Inflation: Causes and Cures
by Don Chambers
From a consumer’s perspective, inflation is rising prices. From an economist’s perspective inflation is better viewed as when the value money declines. These perspectives provide difference inferences as to the causes and cures of inflation.
In the first view inflation is blamed on producers for raising the prices of their goods (especially oil) and blamed on laborers for demanding higher wages. This is the view that President Nixon embraced when he imposed Federally-mandated price and wage freezes on the US economy in 1970. I remember well President Ford’s ridiculous strategy of having citizens wear “WIN” buttons (whip inflation now) to keep prices stable. The perspective that corporations and unions cause inflation led to failed government policies. The ensuing decade saw rampant inflation – reaching an annual rate of almost 15% by 1979.
A currency has a price – or value – just like any other asset. And just like any other asset, the price of money is based on supply and demand. The demand for money is based on economic activity and expectations. The supply of money is determined by the central bank (the Federal Reserve in the US). It is the central bank that controls inflation rates, not unions or corporations.

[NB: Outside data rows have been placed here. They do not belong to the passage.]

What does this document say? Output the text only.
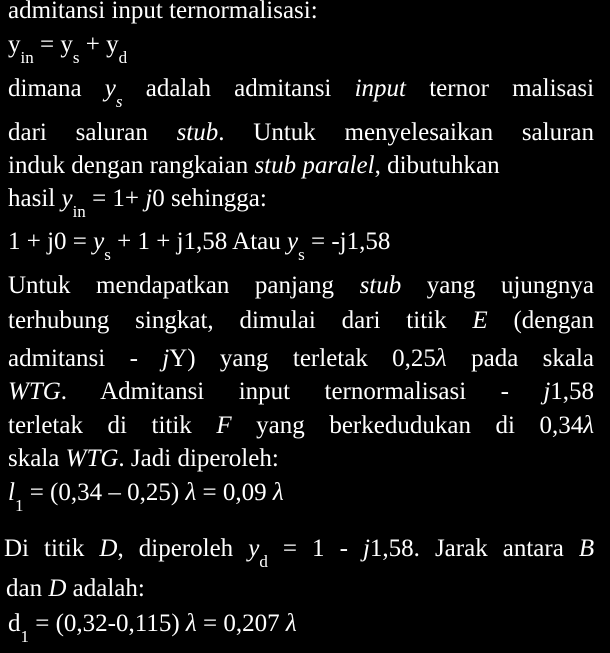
admitansi input ternormalisasi:
$y_{in} = y_s + y_d$
dimana $y_s$ adalah admitansi input ternor malisasi
dari saluran stub. Untuk menyelesaikan saluran
induk dengan rangkaian stub paralel, dibutuhkan
hasil $y_{in} = 1+ j0$ sehingga:
$1 + j0 = y_s + 1 + j1,58$ Atau $y_s = -j1,58$
Untuk mendapatkan panjang stub yang ujungnya
terhubung singkat, dimulai dari titik E (dengan
admitansi - jY) yang terletak 0,25λ pada skala
WTG. Admitansi input ternormalisasi - j1,58
terletak di titik F yang berkedudukan di 0,34λ
skala WTG. Jadi diperoleh:
$l_1 = (0,34 - 0,25) \lambda = 0,09$ λ
Di titik D, diperoleh $y_d = 1 - j1,58$. Jarak antara B
dan D adalah:
$d_1 = (0,32-0,115) \lambda = 0,207$ λ
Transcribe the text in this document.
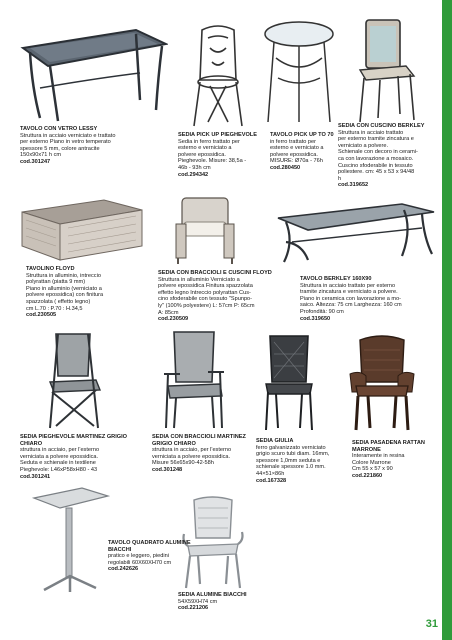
TAVOLO CON VETRO LESSY
Struttura in acciaio verniciato e trattato
per esterno Piano in vetro temperato
spessore 5 mm, colore antracite
150x90x71 h cm
cod.301247
SEDIA PICK UP PIEGHEVOLE
Sedia in ferro trattato per
esterno e verniciato a
polvere epossidica.
Pieghevole. Misure: 38,5a -
46b - 93h cm
cod.294342
TAVOLO PICK UP TO 70
in ferro trattato per
esterno e verniciato a
polvere epossidica.
MISURE: Ø70a - 76h
cod.280450
SEDIA CON CUSCINO BERKLEY
Struttura in acciaio trattato
per esterno tramite zincatura e
verniciato a polvere.
Schienale con decoro in cerami-
ca con lavorazione a mosaico.
Cuscino sfoderabile in tessuto
poliestere. cm: 45 x 53 x 94/48
h
cod.319652
TAVOLINO FLOYD
Struttura in alluminio, intreccio
polyrattan (piatta 9 mm)
Piano in alluminio (verniciato a
polvere epossidica) con finitura
spazzolata ( effetto legno)
cm L.70 : P.70 : H.34,5
cod.230505
SEDIA CON BRACCIOLI E CUSCINI FLOYD
Struttura in alluminio Verniciato a
polvere epossidica Finitura spazzolata
effetto legno Intreccio polyrattan Cus-
cino sfoderabile con tessuto "Spunpo-
ly" (100% polyestere) L: 57cm P: 65cm
A: 85cm
cod.230509
TAVOLO BERKLEY 160X90
Struttura in acciaio trattato per esterno
tramite zincatura e verniciato a polvere.
Piano in ceramica con lavorazione a mo-
saico. Altezza: 75 cm Larghezza: 160 cm
Profondità: 90 cm
cod.319650
SEDIA PIEGHEVOLE MARTINEZ GRIGIO CHIARO
struttura in acciaio, per l'esterno
verniciata a polvere epossidica.
Seduta e schienale in textilene
Pieghevole: L46xP58xH80 - 43
cod.301241
SEDIA CON BRACCIOLI MARTINEZ GRIGIO CHIARO
struttura in acciaio, per l'esterno
verniciata a polvere epossidica.
Misure 56x65x90-42-58h
cod.301248
SEDIA GIULIA
ferro galvanizzato verniciato
grigio scuro tubi diam. 16mm,
spessore 1,0mm seduta e
schienale spessore 1.0 mm.
44×51×86h
cod.167328
SEDIA PASADENA RATTAN MARRONE
Interamente in resina
Colore Marrone
Cm 55 x 57 x 90
cod.221860
TAVOLO QUADRATO ALUMINE BIACCHI
pratico e leggero, piedini
regolabili 60X60XH70 cm
cod.242626
SEDIA ALUMINE BIACCHI
54X59XH74 cm
cod.221206
31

In October 1979 the Fed finally decided to stop blaming corporations and unions for inflation and began to “look into the mirror” to find the culprit. The Fed took action to stabilize the supply of money and in so doing sent the economy into a deep but necessary recession. That policy ultimately paid huge dividends as the economy flourished starting in 1982.
The Fed has caused all past inflation problems and appears serious about not making the same mistake again. The Fed’s tough actions may cause pain in the short run, but if executed well it will serve the economy in the long-run by providing what every economy needs: a currency with a stable value.